Tout au long de la série, il exhorte son joueur à devenir leader et à entraîner les autres derrière lui, notamment au pressing, n’hésitant jamais à le confronter. Après un triplé à Reims, il lui rappelle devant tout le vestiaire que s’il ne défend pas, le bilan n’est pas bon. Avant le retour contre la Real Sociedad, alors que le départ à venir de Mbappé est sorti dans la presse, il lui demande de prouver son implication jusqu’à la fin de saison devant tout le monde. Après l’aller contre le Barça, il lui passe une soufflante mémorable en privé et en remet une couche devant le groupe le lendemain.
Des séquences qui ont fait débat en Espagne, et qui doivent beaucoup au technicien du PSG. « Ce n’est pas nous qui les avons filmées, annonce Duncan McMath. C’est enregistré par quelqu’un de son staff pour qu’il puisse travailler son langage corporel, le choix des mots et qu’il débriefe avec son psy pour s’améliorer. Quand on a commencé à filmer, je ne savais pas ça. C’est lui un jour qui est venu me demander si je pensais que ça pourrait être intéressant. » Mais pour McMath, le plus important dans le fait que ces vidéos ne proviennent pas de lui, c’est qu’Enrique « ne surjoue jamais, il ne force pas les choses ».
L’ego bien placé
Là où l’Espagnol ne semble pas surjouer non plus, c’est dans son optimisme permanent. « C’est la personne la plus positive et optimiste », se souvient McMath.
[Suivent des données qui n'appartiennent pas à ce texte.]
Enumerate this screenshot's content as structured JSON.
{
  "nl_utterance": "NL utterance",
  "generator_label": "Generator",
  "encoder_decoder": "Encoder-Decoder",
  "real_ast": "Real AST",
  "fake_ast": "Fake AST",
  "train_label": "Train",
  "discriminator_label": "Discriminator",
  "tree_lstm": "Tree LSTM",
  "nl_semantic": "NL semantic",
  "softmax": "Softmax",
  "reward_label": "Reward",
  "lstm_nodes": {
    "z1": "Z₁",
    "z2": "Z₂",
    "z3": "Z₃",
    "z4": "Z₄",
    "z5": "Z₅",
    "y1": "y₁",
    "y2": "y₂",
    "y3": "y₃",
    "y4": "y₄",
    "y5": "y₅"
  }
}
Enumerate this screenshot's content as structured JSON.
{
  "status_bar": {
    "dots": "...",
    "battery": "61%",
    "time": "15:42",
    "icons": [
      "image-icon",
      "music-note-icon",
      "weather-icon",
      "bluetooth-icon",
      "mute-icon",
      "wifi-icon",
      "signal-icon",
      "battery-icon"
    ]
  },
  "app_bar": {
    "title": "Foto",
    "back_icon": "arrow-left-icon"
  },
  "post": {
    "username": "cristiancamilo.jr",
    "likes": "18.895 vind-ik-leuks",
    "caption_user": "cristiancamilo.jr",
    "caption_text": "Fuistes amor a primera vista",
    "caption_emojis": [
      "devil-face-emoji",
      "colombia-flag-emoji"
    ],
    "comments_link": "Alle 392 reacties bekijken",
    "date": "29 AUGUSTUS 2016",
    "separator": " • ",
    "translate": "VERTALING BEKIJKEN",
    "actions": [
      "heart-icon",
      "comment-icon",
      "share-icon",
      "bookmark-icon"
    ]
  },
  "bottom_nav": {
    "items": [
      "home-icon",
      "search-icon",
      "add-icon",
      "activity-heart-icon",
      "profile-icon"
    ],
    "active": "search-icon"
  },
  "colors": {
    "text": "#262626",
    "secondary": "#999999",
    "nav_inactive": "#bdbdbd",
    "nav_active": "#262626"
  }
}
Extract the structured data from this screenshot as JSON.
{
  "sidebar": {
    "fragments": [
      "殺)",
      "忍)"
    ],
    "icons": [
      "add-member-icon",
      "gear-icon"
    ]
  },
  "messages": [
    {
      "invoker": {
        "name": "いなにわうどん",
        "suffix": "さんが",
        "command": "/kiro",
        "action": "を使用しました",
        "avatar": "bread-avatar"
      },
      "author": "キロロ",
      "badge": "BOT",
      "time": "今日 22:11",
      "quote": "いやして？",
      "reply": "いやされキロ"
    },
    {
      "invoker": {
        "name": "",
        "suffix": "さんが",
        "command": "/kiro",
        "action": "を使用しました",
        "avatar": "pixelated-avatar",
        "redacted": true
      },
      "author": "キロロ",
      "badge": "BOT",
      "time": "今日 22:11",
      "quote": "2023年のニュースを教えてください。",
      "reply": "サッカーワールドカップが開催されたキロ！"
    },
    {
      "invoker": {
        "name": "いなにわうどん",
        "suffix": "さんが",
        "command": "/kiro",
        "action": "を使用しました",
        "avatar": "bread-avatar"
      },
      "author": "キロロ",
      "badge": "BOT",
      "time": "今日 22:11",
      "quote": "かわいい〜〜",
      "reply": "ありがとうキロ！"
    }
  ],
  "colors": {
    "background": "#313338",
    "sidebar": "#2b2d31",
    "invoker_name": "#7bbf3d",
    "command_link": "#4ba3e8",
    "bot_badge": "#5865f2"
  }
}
Un aspect de la personnalité du coach parisien qui s’explique peut-être par une immense confiance en ses joueurs et dans son projet, et par une volonté permanente de contrôler les émotions. Un élément dont le club avait grandement besoin, lui qui était plutôt habitué à claquer des genoux à l’arrivée des grosses échéances printanières.
Droit dans ses bottes au moment de dire qu’il représente plus l’ADN Barça que Xavi, sûr de lui lorsqu’il annonce que le PSG va remonter son but et sa défaite de retard contre ces mêmes Catalans, sans l’ombre d’un doute avant d’affronter la Real Sociedad, Luis Enrique est sûr de lui, quitte à parfois déstabiliser. Vous vous souvenez sûrement du positionnement axial et en numéro 10 d’Ousmane Dembélé au retour contre les Basques. Eh bien sachez que les joueurs ne l’ont pas appris bien longtemps avant vous, seulement lors de la causerie d’avant-match à l’hôtel.
Tout chez lui transpire la confiance, et ses anticipations ne sont pas de nature à dégonfler ce capital. Les errements balle au pied de Ronald Araujo ? Le besoin de Mbappé de redescendre sur les corners ? La défense trop laxiste du Barça sur les frappeurs extérieurs ? Toutes des situations identifiées en amont et qui se sont transformées en buts à Montjuic. À grands coups de « si on fait ce qu’on sait faire, on est meilleur », l’Asturien rassure en permanence un groupe qui ne demande que ça. En plein générique de fin, Enrique prévient d’ailleurs tous les suiveurs du club parisien : « Avec un joueur qui bouge de façon aléatoire, ça voulait dire que je ne maîtrisais pas toutes les situations. L’année prochaine, je vais tout contrôler, toutes les situations, sans exception ! » Si tous ces ingrédients permettent de faire une bonne série, il reste à voir si ça permettra au Paris Saint-Germain de faire une bonne saison. Et pour ça, pas besoin de se rendre sur Movistar+.
Par Julien Faure
Propos de Duncan McMath recueillis par JF.